Overall, the BDM is more akin to the most modern variants of the venerable M72 Light Anti-Tank Weapon (LAW), a disposable, single-shot, shoulder-fired launcher pre-loaded with one of a number of types of rockets, including an anti-structure type. For added context, the most recent versions of the shoulder-fired Javelin missile have an effective range of up to 4,000 meters.
However, the M141 definitely still has its uses and could be a handy addition to Ukraine's arsenal. While the weapon was designed to engage enemy fortifications, its HEDP round can be employed against other kinds of structures and fortified positions. For instance, in the early phases of U.S. operations in Afghanistan following the 9/11 terrorist attacks, American troops used BDMs to collapse caves that Taliban militants and Al Qaeda terrorists were using as fighting positions.

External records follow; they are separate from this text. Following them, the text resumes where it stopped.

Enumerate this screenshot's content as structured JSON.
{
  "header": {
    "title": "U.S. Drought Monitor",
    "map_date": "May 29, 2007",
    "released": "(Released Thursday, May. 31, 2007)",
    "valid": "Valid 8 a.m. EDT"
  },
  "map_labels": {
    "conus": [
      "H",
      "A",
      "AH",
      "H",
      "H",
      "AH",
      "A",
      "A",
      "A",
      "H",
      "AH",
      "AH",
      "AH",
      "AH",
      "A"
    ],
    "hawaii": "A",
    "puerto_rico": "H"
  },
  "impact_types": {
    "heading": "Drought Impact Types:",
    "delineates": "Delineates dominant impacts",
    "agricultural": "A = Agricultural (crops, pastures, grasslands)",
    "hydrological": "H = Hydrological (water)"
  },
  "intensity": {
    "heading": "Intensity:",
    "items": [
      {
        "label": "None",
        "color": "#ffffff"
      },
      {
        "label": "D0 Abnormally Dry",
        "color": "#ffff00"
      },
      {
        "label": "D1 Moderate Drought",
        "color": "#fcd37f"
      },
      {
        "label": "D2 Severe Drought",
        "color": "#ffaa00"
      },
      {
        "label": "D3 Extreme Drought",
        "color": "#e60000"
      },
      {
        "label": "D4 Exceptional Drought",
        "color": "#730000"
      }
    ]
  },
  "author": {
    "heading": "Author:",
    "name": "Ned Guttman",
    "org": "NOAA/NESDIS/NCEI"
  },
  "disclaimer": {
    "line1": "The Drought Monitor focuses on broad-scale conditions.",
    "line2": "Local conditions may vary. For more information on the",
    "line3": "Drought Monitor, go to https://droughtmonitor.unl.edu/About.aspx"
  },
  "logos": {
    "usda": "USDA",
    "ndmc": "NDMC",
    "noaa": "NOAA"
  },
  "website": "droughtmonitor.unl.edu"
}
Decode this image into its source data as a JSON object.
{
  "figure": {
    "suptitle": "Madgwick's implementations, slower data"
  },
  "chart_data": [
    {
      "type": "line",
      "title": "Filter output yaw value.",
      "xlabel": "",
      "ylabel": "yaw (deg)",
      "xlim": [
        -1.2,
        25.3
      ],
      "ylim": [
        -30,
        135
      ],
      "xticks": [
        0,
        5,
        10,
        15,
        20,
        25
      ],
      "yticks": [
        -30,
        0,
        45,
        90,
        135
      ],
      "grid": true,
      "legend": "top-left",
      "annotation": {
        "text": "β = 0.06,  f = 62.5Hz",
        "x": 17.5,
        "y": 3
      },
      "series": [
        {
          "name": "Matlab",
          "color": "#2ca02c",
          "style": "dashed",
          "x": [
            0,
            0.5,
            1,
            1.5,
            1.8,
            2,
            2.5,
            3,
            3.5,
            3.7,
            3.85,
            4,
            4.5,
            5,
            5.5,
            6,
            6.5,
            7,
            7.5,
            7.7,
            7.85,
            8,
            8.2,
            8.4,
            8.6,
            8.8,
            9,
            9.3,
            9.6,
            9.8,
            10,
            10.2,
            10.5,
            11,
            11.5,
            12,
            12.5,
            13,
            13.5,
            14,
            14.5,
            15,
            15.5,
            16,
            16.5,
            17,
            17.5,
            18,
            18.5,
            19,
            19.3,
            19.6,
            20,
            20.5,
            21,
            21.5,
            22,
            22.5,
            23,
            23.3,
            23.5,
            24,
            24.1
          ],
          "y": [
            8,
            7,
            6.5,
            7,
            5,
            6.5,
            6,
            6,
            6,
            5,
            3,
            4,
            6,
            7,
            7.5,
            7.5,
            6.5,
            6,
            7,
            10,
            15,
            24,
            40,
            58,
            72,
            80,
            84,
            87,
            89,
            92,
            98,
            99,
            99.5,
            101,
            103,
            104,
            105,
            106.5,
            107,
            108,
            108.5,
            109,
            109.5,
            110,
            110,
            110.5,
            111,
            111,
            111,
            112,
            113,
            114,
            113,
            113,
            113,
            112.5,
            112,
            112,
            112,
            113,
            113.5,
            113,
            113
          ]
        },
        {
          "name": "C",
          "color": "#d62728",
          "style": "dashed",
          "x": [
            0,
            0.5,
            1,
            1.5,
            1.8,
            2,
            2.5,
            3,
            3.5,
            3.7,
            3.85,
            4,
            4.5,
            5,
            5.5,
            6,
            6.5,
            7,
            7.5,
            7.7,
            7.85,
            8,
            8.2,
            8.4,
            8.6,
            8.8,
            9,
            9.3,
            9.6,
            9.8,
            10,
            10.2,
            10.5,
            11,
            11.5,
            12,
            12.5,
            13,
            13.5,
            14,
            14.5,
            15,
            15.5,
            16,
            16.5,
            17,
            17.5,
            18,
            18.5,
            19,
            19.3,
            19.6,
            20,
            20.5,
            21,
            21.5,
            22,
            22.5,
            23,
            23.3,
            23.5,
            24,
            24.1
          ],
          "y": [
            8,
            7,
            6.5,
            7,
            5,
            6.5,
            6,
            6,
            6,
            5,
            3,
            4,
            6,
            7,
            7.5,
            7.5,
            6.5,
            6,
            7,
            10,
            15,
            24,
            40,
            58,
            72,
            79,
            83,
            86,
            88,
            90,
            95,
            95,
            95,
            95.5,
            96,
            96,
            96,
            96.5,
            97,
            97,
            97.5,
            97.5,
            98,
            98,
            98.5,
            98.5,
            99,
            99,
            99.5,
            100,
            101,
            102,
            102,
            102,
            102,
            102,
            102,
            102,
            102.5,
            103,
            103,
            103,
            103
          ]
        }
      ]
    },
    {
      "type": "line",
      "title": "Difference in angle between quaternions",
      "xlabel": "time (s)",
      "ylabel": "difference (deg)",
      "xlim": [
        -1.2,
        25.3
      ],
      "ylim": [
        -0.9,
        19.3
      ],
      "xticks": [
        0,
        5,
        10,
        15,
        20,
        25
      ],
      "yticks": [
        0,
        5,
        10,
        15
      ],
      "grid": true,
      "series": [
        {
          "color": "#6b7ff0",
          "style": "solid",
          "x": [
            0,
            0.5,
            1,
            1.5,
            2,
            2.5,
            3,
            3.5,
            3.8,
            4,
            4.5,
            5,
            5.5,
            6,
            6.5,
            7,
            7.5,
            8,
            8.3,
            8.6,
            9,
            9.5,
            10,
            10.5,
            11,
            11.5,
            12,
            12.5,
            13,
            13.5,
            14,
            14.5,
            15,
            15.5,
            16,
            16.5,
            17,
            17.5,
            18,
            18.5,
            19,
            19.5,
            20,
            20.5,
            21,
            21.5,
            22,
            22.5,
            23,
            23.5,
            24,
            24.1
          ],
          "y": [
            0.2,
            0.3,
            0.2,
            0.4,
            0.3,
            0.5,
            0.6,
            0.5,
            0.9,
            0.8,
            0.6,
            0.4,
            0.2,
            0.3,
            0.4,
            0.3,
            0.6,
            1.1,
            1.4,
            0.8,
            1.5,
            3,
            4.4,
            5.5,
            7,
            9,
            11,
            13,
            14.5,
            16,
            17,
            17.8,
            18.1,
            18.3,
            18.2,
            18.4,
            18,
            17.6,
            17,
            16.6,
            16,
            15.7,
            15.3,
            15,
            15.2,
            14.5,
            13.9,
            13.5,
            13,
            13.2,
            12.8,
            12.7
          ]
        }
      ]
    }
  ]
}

BDMs can be used to blast holes in walls and otherwise breach obstacles, creating alternate pathways around the battlefield for friendly forces, as well. These weapons also have a secondary capability against light armored and unarmored vehicles and could be used to destroy caches of ammunition, fuel, and other similar materiel.
For Ukraine's military, M141s could give small units additional immediate firepower, especially against troops and light vehicles in urban areas that might be using structures for cover. BDMs might be useful for groups ambushing convoys of unarmored support and supply vehicles, or conducting raids against enemy encampments, missions that Ukrainian troops might find themselves increasingly engaged in should Russian forces push deep into the country's territory. It is important to note that this weapon does have a significant backblast while firing, which precludes it from being employed from inside confined spaces, such as a room inside a building, forcing the user to expose themselves at least to some degree.
Beyond their utility against various different target sets, the M141s have the benefit of being easier to train personnel to use compared to more complex guided missile systems, such as Javelin. This relative ease of use also opens up the possibility of distributing them on a wider basis and utilizing them, where appropriate, in lieu of missiles, helping to preserve stocks of those weapons for higher-priority targets.
Regardless of how Ukraine might issue its new M141s and employ them, the most important thing is that, despite their name, they are not limited to engaging bunkers and similar fortifications. While the BDM is in no way a substitute for anti-tank guided missiles, they are still very much multi-purpose weapons that could give even small continents of Ukrainian troops additional capabilities and capacity to engage a variety of targets in any future conflict.